On the heels of Powell's comment that inflation has subsided, the S&P 500 completed its golden gross, where the 50 DMA crossed over its 200 DMA. A clear bullish setup for not just the S&P 500 but for the markets as a whole. The last time this technical setup occurred was back in July 2020, when markets rallied higher to the end of 2021.
Market Breadth
Heading into the end of 2022, market breadth internals from improving but had a look that they were ready to turn over to the bearish side. That all changed when the 5-day and 10-day ratios of stocks up 4% for the day versus stocks down 4% for the day triggered on 1/12/23 and again on 2/2/23. Another strong indicator is stocks above\below their 200 EMA. This week, this indicator broke out to the bullish side. This had not occurred since November 3, 2020, when markets rallied higher to close out 2020.

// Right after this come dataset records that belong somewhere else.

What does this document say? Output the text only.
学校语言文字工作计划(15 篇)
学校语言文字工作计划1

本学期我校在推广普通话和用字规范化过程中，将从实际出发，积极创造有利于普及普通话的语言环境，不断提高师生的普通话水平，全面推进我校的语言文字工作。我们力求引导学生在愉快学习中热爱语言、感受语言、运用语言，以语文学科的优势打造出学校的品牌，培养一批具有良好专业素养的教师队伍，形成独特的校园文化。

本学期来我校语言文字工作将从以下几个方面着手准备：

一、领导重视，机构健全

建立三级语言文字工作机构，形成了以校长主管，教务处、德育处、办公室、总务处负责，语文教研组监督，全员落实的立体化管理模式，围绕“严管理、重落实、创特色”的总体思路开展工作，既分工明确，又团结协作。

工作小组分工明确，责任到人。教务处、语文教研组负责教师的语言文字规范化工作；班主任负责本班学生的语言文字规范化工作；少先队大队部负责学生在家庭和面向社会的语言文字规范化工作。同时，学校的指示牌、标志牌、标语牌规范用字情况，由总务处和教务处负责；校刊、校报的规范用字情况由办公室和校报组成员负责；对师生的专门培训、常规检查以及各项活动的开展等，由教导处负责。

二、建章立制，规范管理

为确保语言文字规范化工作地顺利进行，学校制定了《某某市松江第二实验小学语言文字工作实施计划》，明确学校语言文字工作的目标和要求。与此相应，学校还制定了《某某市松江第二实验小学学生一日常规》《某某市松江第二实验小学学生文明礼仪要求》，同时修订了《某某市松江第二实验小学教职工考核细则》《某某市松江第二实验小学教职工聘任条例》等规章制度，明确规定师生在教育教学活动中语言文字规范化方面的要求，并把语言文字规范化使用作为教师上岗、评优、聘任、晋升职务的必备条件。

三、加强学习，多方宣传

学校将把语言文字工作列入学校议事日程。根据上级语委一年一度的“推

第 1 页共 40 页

With the intermediate bullish cross-over of stocks up\down 25% quarterly, the bullish burst signal being triggered, and 200 EMA of stocks up and down, financial markets are on solid footing. The probability of hitting October's lows is doubtful.
Market Sentiment
Market sentiment has been in greed mode for the past couple of weeks. In a couple of weeks, sentiment reading has gone from the 40 lows (near fear reading) to a near all-time high of 72.36. Looking at the past two years of our sentiment data, it is clear that when near-term sentiment reaches this level, it usually reverts to the lows. This current setup suggests that a pullback could be in store for the coming week.
Market Outlook
The bulls have the sails on their backs, with the technical picture suggesting that the bull market we discussed in October of 2022 is gaining ground. Additionally, this week's improved job report showed over 517K jobs created. With inflation slowing and a strong labor market, this has a trickle effect of putting pressure on rising wages. This directly impacts the demand for goods and services, increasing prices. This week's job report puts a dent in the brutal recession fear many market pundits are calling for.
SPY
If you are on the bull camp, there is nothing not to like about the direction of SPY. SPY has rallied to challenge resistance near the 418 region with the monthly and weekly bullish buy signals intact. Support is at 391, where it could start to consolidate if a pullback occurs this week or next.
QQQ
QQQ has been on a tear since its monthly and weekly bullish buy signal triggered in early 2023. It broke through several key resistances before being pushed back near the 313 region.
IWM
IWM has been the catalyst for the market rally. Moreover, it has been the forerunner of the rally since hitting the October lows back in 2022.
VIX
The CBOE Volatility Index (VIX) right now is hovering below 20, which has shown to be near the bottom since the start of the COVID induced crash of 2020. For the past year, when the VIX has hit this bottom, there is an immediate, reflexive bounce which causes market rallies to revert. There is potential for this to occur, but given the nature of the solid technical landscape, any pullback may be shallow. However, if the VIX continues this trend of modulating under the 20 level, there is a good chance that markets will rally higher.
Concluding
A tailwind of a robust technical setup has the bulls grinning ear to ear. That said, the near-term overbought conditions suggest a pullback is in store. Support is near the 4064 region. However, even with overbought conditions currently in play, the technical setup still has room to run. If markets continue to hold support, then we may be having a discussion about the 4392 region in our next blog.